Jardineiro que prestava serviços em casa de temporada na Serra tem vínculo de emprego reconhecido
Um jardineiro que prestou serviços de forma contínua em uma casa de temporada na serra gaúcha obteve o reconhecimento do vínculo de emprego doméstico, conforme decisão da 2ª Turma do Tribunal Regional do Trabalho da 4ª Região (TRT-RS). Os desembargadores fundamentaram que na relação entre as partes, que se estabeleceu de 2003 a 2020, estavam presentes todos os requisitos previstos no artigo 1º da Lei Complementar nº 150/2015 (pessoalidade, onerosidade, subordinação e continuidade). A decisão unânime da Turma confirmou a sentença proferida pela juíza Andreia Cristina Bernardi Wiebbelling, da 1ª Vara do Trabalho de Gramado.
Segundo consta no processo, o autor passou a prestar serviços para os réus após a morte do seu avô, que até então era o responsável por cuidar dos jardins da casa de temporada dos reclamados. Desde tal momento, vinha desenvolvendo atividades de jardinagem na casa, tais como cortar grama, varrer calçadas, limpar calhas e telhados, manter canteiros, o que lhe exigia que comparecesse diariamente ao local, de acordo com o trabalhador. Os réus, por outro lado, afirmaram que ele apenas lhes prestou serviços na condição de autônomo e nunca em frequência superior a dois dias por semana. Na versão dos reclamados, o serviço contratado era apenas de, eventualmente, cortar/aparar a grama do jardim e fazer a limpeza consequente. O pagamento era feito na conta bancária do avô do autor, e após, da avó, na importância de um salário mínimo mensal. Em seus argumentos, os reclamados ainda destacaram o fato de que a casa onde o autor reside até hoje foi doada pelos avós dos reclamados aos avós do autor, tratando-se, segundo eles, de uma longa relação de natureza “familiar”, e não de emprego.
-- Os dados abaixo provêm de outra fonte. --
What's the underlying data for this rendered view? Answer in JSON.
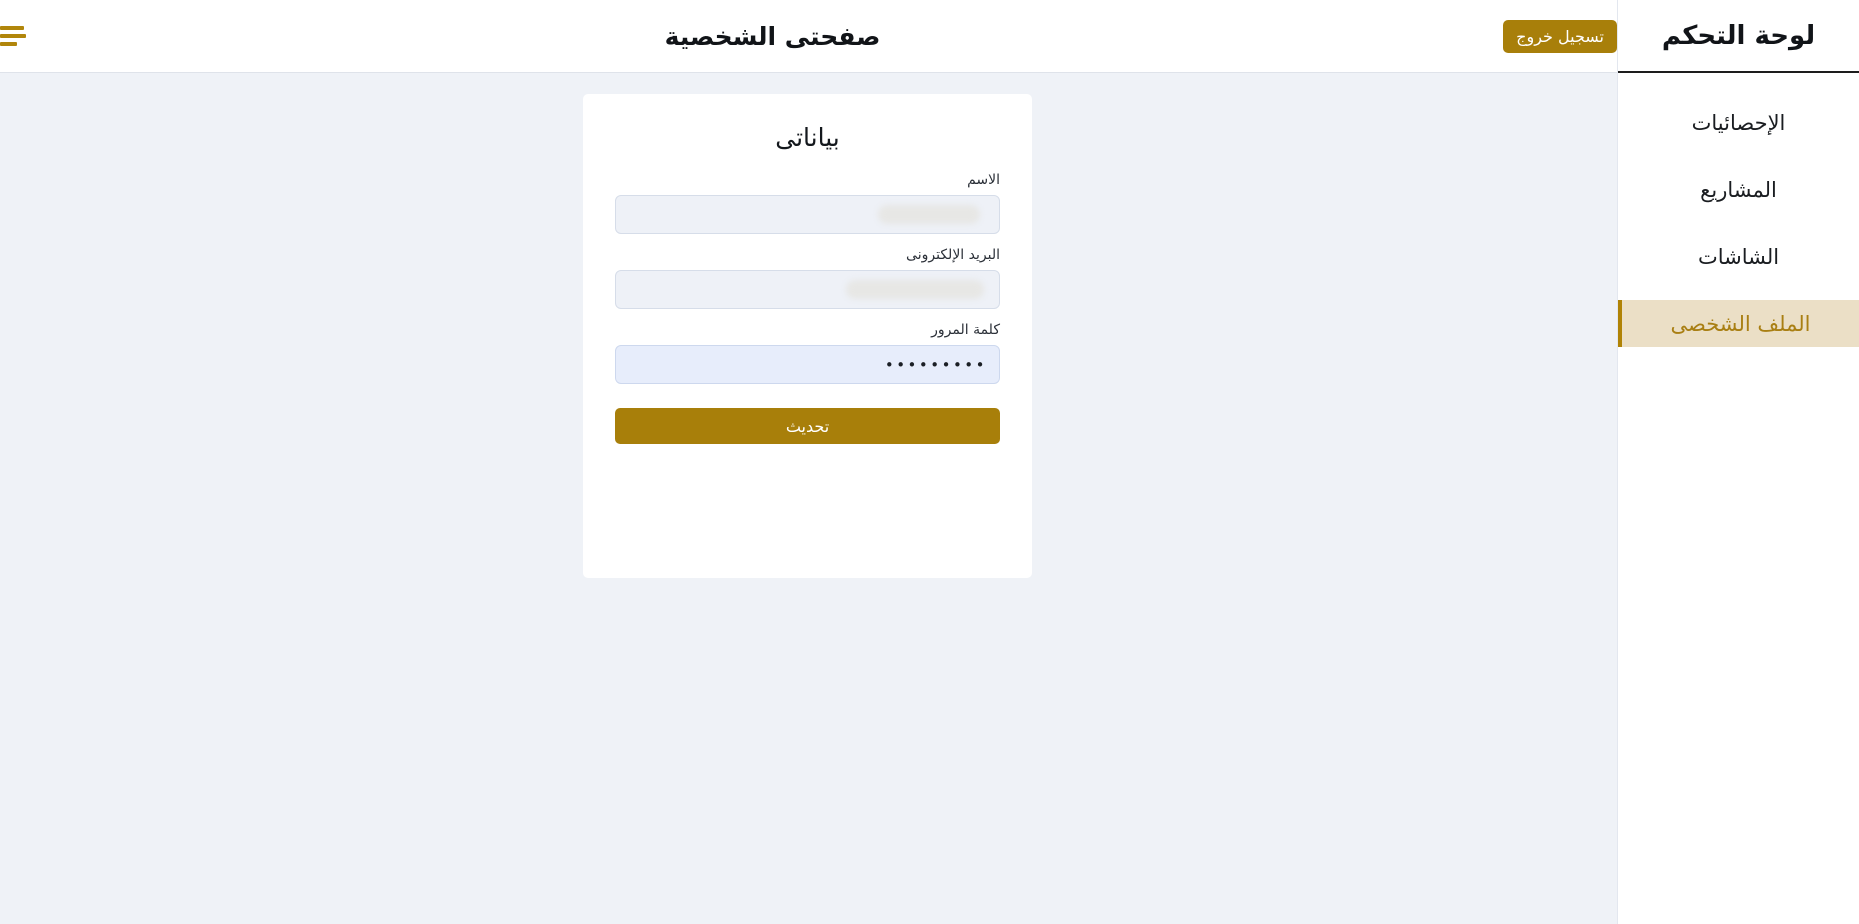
{
  "theme": {
    "accent_gold": "#a87f0a",
    "accent_gold_text": "#a97f13",
    "active_nav_bg": "#ebdfc6",
    "page_bg": "#eff2f7",
    "card_bg": "#ffffff",
    "input_bg": "#eef1f7",
    "autofill_bg": "#e7edfb"
  },
  "sidebar": {
    "title": "لوحة التحكم",
    "items": [
      {
        "label": "الإحصائيات",
        "active": false
      },
      {
        "label": "المشاريع",
        "active": false
      },
      {
        "label": "الشاشات",
        "active": false
      },
      {
        "label": "الملف الشخصى",
        "active": true
      }
    ]
  },
  "topbar": {
    "menu_icon": "hamburger-icon",
    "title": "صفحتى الشخصية",
    "logout_label": "تسجيل خروج"
  },
  "main": {
    "card": {
      "title": "بياناتى",
      "fields": [
        {
          "label": "الاسم",
          "value": "",
          "redacted": true,
          "type": "text"
        },
        {
          "label": "البريد الإلكترونى",
          "value": "",
          "redacted": true,
          "type": "email"
        },
        {
          "label": "كلمة المرور",
          "value": "•••••••••",
          "redacted": false,
          "type": "password"
        }
      ],
      "submit_label": "تحديث"
    }
  }
}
Ao analisar o caso em primeira instância, a juíza Andreia Wiebbelling concluiu que a relação desenvolvida entre as partes continha todos os requisitos da relação de emprego doméstico: prestação de serviços de forma contínua, subordinada, onerosa e pessoal à unidade familiar, sem finalidade lucrativa, no âmbito residencial daquela, por mais de dois dias por semana. A magistrada destacou o fato de o autor ser o único responsável pela manutenção do jardim da casa dos reclamados após a morte do seu avô, percebendo para tanto um valor fixo, independentemente do número de vezes que fosse necessário cortar a grama, podar as plantas e limpar o jardim. Além disso, a julgadora assinalou que a manutenção do jardim era realizada sempre que necessário, conforme a percepção do autor, sem haver um chamado específico para que seu serviço fosse prestado, ou seja, não era uma contratação pontual de um serviço de jardinagem. Por fim, a juíza registrou que o serviço de jardinagem não foi realizado por mais ninguém a não ser o autor no período de 2003 até 2020.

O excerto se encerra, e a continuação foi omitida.